A one‐year dataset spanning March 2011 to March 2012 of coincident observations of nighttime thermospheric zonal neutral winds, equatorial plasma bubble (EPB) velocities, and zonal plasma drifts is used to examine the relationship between the thermosphere and the ionosphere near the geomagnetic equator over Peru. Thermospheric neutral winds are determined by using a bistatic Fabry‐Perot interferometer (FPI) experiment located at Merihill and Nazca in Peru. The ambient plasma drift velocities were obtained using the incoherent scatter radar at the Jicamarca Radio Observatory in Peru. The EPB zonal velocities were estimated utilizing images of the OI 630.0 nm emission recorded by a narrow‐field optical imaging system at the Cerro Tololo Inter‐American Observatory in Chile. The joint analysis of these datasets illustrates that the nighttime and night‐to‐night variations in the zonal neutral winds, EPB velocities, and plasma drifts are well correlated. This consistent result of the local time variations of the neutral winds with that of EPB and plasma drifts illustrates that the F‐region dynamo is, in general, fully activated. However, at times, the magnitude of the EPB velocities and the plasma drifts are different from the neutral winds.
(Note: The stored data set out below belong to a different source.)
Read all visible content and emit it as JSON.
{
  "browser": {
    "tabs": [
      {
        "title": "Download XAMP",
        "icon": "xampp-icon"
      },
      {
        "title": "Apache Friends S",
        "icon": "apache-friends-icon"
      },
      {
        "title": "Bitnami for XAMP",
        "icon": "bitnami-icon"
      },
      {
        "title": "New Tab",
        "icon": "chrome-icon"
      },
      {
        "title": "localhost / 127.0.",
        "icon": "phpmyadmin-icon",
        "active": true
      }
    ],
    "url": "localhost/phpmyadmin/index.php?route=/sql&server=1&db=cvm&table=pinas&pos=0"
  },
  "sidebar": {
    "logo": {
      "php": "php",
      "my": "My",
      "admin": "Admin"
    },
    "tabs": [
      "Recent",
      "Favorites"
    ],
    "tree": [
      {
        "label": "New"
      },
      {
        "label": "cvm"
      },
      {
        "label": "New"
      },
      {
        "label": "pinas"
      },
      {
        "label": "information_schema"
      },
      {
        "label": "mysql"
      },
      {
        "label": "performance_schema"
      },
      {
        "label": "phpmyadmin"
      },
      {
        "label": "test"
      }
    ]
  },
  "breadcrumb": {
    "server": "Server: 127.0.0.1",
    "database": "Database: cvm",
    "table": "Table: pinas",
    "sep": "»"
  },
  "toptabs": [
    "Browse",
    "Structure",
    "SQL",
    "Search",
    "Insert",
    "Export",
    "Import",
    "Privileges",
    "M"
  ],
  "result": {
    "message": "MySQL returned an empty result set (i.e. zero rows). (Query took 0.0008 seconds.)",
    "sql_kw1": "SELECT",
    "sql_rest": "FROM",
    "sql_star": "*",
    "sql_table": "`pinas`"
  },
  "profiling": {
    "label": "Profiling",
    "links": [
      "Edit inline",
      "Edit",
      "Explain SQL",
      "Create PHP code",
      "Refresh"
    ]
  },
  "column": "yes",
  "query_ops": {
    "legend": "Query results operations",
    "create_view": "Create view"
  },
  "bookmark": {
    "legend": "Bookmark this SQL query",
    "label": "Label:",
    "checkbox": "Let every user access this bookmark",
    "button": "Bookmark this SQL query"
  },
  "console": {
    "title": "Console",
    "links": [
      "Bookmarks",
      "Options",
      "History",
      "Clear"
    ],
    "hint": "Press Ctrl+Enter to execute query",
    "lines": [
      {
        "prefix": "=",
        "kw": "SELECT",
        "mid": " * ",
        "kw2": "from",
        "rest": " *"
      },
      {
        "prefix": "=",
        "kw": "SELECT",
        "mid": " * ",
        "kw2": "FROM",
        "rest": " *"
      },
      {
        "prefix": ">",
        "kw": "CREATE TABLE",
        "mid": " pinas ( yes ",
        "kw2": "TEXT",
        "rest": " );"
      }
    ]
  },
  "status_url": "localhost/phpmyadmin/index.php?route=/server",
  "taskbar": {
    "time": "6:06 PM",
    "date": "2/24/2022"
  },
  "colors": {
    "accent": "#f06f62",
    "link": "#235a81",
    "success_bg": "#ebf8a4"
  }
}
It is plausible that such a difference is due either to the effect of polarization electric fields developed inside the EPB or due to the latitudinal gradient of the neutral winds and EPB velocity measurements since the EPB velocities are estimated at a higher latitude, corresponding to an apex altitude of ~400 km, than the wind estimates, which derive from an apex altitude of ~250 km.